Depuis trois semaines, tout le monde pense que la finale de la Coupe du monde n'a fait que des gagnants: l'Argentine, parce qu'elle s'est imposée et a offert le trophée à Lionel Messi; la France, parce qu'elle est revenue de nulle part pour arracher la séance des tirs au but; le football, enfin, parce que cette finale fut l'une des plus belles de l'histoire. Il est temps de rétablir la vérité. Il y a eu des perdants ce jour-là dont un, surtout: Didier Deschamps. Le coach des Bleus est même devenu ce 18 décembre 2022 l'un des plus grands perdants de l'histoire du sport.
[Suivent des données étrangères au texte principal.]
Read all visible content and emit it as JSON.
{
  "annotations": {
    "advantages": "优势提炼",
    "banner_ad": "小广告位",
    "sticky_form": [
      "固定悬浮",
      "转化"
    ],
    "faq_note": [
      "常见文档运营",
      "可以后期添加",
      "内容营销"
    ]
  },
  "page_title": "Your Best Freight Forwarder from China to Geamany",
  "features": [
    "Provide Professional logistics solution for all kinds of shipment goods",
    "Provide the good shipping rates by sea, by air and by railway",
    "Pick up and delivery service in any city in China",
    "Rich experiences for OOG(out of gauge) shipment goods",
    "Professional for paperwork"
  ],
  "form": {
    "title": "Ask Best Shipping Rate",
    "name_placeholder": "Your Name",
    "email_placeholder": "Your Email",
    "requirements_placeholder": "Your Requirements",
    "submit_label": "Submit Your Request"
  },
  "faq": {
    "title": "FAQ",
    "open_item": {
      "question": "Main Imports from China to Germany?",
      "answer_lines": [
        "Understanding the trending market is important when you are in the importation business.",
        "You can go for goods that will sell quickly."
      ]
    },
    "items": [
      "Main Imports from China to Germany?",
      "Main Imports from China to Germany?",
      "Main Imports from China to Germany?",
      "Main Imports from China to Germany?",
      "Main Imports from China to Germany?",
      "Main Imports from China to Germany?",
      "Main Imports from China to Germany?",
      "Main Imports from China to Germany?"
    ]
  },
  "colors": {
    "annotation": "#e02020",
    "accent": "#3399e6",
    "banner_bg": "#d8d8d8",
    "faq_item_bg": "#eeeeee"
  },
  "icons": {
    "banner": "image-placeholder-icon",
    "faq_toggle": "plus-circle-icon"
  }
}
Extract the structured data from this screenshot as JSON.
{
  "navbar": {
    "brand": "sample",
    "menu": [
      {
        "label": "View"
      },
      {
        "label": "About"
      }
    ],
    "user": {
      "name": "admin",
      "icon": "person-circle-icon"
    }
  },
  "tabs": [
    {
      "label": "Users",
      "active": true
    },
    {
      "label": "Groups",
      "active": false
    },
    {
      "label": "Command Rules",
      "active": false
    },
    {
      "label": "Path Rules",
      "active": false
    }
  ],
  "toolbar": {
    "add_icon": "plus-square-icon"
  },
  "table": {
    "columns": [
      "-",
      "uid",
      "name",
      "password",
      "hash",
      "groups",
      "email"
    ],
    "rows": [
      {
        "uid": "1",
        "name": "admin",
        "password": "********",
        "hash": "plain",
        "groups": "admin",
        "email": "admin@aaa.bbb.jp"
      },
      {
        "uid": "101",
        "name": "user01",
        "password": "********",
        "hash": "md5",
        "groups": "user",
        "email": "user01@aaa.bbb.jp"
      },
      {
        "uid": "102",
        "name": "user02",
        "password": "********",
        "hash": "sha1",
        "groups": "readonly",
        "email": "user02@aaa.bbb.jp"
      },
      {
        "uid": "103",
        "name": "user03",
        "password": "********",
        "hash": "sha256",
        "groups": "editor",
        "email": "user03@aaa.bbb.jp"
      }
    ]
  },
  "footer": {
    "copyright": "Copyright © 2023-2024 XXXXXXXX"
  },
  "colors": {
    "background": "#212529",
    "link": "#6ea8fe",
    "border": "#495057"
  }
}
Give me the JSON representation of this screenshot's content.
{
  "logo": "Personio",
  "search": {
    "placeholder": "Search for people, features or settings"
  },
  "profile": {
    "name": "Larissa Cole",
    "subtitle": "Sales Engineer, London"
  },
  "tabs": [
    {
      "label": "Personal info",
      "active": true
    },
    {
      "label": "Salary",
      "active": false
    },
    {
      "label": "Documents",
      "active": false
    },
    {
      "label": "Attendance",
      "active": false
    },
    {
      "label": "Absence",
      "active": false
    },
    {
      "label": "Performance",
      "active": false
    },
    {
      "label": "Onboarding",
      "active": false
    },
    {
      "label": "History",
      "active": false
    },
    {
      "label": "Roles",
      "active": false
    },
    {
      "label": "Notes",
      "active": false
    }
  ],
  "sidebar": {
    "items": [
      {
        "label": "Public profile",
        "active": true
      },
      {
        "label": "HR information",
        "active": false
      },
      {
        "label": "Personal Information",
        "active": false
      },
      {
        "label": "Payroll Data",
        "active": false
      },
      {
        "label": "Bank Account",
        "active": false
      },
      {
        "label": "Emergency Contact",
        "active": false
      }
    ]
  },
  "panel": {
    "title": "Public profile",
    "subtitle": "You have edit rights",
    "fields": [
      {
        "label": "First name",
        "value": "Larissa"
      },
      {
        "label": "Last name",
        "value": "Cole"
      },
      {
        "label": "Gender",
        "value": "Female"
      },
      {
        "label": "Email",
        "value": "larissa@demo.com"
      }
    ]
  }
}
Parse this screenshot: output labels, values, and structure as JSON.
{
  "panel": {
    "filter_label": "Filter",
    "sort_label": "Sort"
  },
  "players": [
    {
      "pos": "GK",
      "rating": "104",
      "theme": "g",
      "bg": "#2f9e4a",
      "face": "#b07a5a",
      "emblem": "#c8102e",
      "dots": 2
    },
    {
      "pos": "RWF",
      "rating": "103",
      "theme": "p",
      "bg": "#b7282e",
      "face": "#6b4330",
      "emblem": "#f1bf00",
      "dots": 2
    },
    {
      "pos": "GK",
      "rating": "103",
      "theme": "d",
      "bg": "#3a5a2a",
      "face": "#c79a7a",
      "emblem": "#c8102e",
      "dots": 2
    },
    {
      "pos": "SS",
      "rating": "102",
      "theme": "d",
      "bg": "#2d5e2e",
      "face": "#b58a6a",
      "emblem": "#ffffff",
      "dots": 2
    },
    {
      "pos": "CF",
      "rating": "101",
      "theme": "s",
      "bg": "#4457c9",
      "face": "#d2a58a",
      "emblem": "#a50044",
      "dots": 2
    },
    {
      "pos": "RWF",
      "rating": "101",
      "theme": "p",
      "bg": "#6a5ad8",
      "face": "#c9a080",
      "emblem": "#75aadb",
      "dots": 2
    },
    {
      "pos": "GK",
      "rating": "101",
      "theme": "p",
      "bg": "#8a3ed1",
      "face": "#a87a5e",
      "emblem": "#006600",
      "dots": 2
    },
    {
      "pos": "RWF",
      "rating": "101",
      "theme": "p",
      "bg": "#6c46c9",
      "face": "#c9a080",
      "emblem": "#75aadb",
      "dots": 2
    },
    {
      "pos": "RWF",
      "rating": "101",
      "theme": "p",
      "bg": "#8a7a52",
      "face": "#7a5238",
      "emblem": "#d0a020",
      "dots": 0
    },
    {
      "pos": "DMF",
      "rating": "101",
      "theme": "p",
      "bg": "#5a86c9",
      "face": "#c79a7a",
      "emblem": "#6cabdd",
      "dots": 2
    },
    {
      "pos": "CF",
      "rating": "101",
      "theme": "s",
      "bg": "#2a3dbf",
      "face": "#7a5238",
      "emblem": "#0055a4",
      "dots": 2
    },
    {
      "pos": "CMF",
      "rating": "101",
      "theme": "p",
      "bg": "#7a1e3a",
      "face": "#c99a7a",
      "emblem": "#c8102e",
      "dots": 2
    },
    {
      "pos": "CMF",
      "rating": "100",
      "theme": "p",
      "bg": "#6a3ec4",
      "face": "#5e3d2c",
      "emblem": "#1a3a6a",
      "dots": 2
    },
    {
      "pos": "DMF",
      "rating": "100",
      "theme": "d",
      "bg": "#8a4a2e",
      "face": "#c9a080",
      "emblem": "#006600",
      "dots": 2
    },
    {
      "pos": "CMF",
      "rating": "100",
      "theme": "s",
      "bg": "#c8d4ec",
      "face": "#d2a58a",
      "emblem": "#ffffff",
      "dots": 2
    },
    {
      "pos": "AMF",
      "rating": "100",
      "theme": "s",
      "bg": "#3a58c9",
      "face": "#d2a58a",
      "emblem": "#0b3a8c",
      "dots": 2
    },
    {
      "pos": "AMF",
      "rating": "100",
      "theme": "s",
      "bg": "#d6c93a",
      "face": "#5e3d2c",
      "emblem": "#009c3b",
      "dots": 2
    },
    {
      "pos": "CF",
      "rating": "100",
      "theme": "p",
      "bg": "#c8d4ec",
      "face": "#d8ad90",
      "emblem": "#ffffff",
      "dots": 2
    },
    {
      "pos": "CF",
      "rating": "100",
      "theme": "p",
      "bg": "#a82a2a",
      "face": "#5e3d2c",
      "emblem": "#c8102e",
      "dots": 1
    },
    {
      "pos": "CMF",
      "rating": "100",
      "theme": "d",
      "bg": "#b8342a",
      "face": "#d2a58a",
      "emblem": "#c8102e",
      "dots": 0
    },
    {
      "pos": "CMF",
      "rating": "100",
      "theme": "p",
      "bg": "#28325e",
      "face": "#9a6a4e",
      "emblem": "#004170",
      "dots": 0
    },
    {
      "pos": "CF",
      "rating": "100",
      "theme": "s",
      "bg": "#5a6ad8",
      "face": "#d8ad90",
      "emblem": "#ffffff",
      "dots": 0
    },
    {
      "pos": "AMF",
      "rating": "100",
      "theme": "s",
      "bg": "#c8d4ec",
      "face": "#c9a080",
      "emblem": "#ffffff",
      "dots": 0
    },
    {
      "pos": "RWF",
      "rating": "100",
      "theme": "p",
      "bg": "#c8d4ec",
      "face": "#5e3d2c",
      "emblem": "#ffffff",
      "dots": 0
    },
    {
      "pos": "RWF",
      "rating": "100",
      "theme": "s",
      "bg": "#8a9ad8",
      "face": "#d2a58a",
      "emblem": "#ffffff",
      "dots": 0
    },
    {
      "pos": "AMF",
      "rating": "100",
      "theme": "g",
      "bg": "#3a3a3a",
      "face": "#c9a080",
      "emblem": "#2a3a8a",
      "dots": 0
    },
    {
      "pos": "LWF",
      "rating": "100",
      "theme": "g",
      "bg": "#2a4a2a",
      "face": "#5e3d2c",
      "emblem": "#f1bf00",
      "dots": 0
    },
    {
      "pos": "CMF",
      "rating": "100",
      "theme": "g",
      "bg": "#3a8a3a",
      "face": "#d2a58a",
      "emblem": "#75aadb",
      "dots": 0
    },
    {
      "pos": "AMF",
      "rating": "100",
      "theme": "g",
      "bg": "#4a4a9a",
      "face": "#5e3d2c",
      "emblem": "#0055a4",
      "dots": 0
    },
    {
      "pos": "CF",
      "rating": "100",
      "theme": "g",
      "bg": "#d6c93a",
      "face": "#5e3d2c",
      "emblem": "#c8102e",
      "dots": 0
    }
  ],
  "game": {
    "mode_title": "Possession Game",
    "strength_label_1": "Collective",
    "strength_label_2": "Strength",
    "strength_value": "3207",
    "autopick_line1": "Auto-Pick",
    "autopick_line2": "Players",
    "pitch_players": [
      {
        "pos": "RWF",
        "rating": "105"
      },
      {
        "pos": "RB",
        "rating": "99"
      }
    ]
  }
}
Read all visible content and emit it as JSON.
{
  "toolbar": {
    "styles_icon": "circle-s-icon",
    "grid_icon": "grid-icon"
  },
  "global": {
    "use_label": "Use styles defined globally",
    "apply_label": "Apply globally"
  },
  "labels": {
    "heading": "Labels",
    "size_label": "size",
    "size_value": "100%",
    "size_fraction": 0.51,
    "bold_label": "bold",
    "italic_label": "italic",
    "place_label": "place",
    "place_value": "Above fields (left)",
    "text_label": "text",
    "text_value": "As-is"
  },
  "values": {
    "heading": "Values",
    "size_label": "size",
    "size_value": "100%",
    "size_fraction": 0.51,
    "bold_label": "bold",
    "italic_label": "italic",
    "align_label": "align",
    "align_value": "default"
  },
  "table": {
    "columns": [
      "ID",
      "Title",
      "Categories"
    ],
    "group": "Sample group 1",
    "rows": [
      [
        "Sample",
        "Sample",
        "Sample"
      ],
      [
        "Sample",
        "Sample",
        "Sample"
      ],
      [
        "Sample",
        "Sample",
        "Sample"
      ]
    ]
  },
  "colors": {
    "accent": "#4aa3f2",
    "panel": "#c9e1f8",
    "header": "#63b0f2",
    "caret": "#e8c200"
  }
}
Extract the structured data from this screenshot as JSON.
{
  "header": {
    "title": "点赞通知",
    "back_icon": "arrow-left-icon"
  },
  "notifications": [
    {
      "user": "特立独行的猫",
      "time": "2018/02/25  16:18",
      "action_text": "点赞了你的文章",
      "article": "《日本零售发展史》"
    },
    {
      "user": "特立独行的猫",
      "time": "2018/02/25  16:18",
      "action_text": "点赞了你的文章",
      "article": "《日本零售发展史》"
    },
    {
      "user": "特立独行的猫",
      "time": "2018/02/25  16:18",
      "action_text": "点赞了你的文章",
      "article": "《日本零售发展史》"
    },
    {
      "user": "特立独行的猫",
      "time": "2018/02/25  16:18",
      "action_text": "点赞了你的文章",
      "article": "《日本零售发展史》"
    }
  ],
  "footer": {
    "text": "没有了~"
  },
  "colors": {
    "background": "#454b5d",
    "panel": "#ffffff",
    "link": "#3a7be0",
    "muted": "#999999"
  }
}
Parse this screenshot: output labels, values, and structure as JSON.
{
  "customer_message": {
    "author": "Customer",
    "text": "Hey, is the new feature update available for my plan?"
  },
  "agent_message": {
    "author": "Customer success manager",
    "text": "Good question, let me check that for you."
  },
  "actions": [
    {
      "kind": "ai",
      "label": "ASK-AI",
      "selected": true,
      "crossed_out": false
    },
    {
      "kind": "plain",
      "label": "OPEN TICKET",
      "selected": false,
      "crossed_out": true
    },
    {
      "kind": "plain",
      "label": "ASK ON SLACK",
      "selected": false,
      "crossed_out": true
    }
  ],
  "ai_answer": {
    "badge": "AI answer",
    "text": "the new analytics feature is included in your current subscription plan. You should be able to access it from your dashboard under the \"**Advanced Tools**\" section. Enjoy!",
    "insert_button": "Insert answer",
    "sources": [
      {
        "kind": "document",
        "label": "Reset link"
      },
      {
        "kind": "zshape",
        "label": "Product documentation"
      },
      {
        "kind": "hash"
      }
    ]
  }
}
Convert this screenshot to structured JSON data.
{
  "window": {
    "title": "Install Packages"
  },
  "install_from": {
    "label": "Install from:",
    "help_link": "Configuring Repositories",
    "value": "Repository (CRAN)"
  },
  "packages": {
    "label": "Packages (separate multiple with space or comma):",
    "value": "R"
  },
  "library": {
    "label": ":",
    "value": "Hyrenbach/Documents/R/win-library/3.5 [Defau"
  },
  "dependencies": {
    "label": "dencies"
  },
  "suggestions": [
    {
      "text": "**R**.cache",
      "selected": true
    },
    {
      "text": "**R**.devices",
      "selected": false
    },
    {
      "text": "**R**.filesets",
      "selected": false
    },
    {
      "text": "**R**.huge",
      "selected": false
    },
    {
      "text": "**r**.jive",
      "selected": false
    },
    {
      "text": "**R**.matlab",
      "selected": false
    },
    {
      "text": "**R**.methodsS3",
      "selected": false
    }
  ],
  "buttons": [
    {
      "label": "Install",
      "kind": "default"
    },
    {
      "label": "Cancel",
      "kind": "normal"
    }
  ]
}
«DD» est en effet depuis cette date le seul entraîneur à avoir perdu les trois finales les plus prestigieuses de son sport: celle de la Ligue des champions, de l'Euro et de la Coupe du monde.
Ça ne veut évidemment pas dire que c'est un mauvais entraîneur, car pour perdre une finale, il faut déjà réussir à l'atteindre, sans compter que le Bayonnais a aussi montré qu'il savait gagner de grands titres (le Mondial 2018, par exemple).
Et en prolongeant son contrat à la tête des Bleus, Deschamps va exploser le record de longévité pour un sélectionneur de l'équipe de France – gage de la très bonne qualité de son travail. Il l'avait déjà battu en novembre 2020: à ce moment, il en était à 8 ans et 3 mois et venait de dépasser Michel Hidalgo (mars 1976 à juin 1984). Avec un mandat jusqu'en 2026, «DD» – en poste depuis août 2012 – aura donc passé a 14 ans sur le banc tricolore. Soit 6 de plus qu'Hidalgo.
Michel Platini et Michel Hidalgo lors de la victoire des Bleus à l'Euro 1984, quelle image 😍 pic.twitter.com/1Hco9H3bLp
— Foot Multiple (@footmultiple) January 4, 2023
Une durée qui permettra au vice-champion du monde d'entrer dans le top 10 des sélectionneurs à la plus grande longévité dans l'Histoire du foot. Il rejoindra Sepp Herberger (Allemagne de l'Ouest, 1950-1964), Billy Bingham (Irlande du Nord, 1980-1994) et Helmut Schön (Allemagne de l'Ouest, 1964-1978), tous à égalité aux places 8 à 10 avec 14 ans de service. Mais «DD» restera encore loin du record absolu. Il est détenu par l'Argentin Guillermo Stábile, resté 21 ans (!) à la tête de l'Albiceleste (1939 à 1960).
Il n'empêche que ce «triptyque de la lose» offre à Deschamps une place dans l'histoire dont il se serait bien passé.
Son histoire à lui a débuté il y a près de 20 ans par une défaite 3-0 dans la Ruhr. Le décor était planté👇
C'est le premier grand revers du Français en tant qu'entraîneur. Le 26 mai 2004 à la Veltins-Arena de Gelsenkirchen, son AS Monaco s'incline lourdement contre le Porto de José Mourinho en finale (3-0).
Après avoir écarté le grand Real Madrid des Galactiques en quart de finale puis le Chelsea de Frank Lampard en demi, l'ASM, qui disputait sa première finale de C1, tombe ce soir-là sur un grand Deco. Cette fois déjà, comme au Qatar en 2022, l'équipe de Deschamps est partagée entre la tristesse du résultat et la fierté du parcours accompli.
Le dimanche 10 juillet 2016, la France accueille le Portugal dans «son» stade de France. Favoris avant le match, les Bleus le deviennent plus encore après la blessure de leur adversaire le plus dangereux (Cristiano Ronaldo) à la 25e minute de jeu. Ils pressent, touchent le poteau en fin de match mais n'arrivent toutefois pas à concrétiser leur domination et se font punir à la 109e sur une frappe d'Eder.
«Le sentiment qui prédomine c'est bien sûr la déception, dira plus tard «DD». Avoir cédé comme ça, à ce stade de la compétition, après le parcours que nous avons fait, ça fait mal. C'est cruel. Il faut accepter ce résultat, ça va prendre du temps à passer. Je suis très fier de mes joueurs. Il manque l'essentiel, la dernière marche. Mais ça n'enlève rien à tout le travail accompli depuis le 17 mai.»
Jusqu'au Mondial qatari, plusieurs autres grands entraîneurs de football avaient perdu deux finales majeures (Helmut Schön, Rinus Michels, Franz Beckenbauer, etc.). En laissant le trophée s'échapper dans une troisième compétition le 18 décembre 2022, Didier Deschamps entre donc seul dans l'Histoire.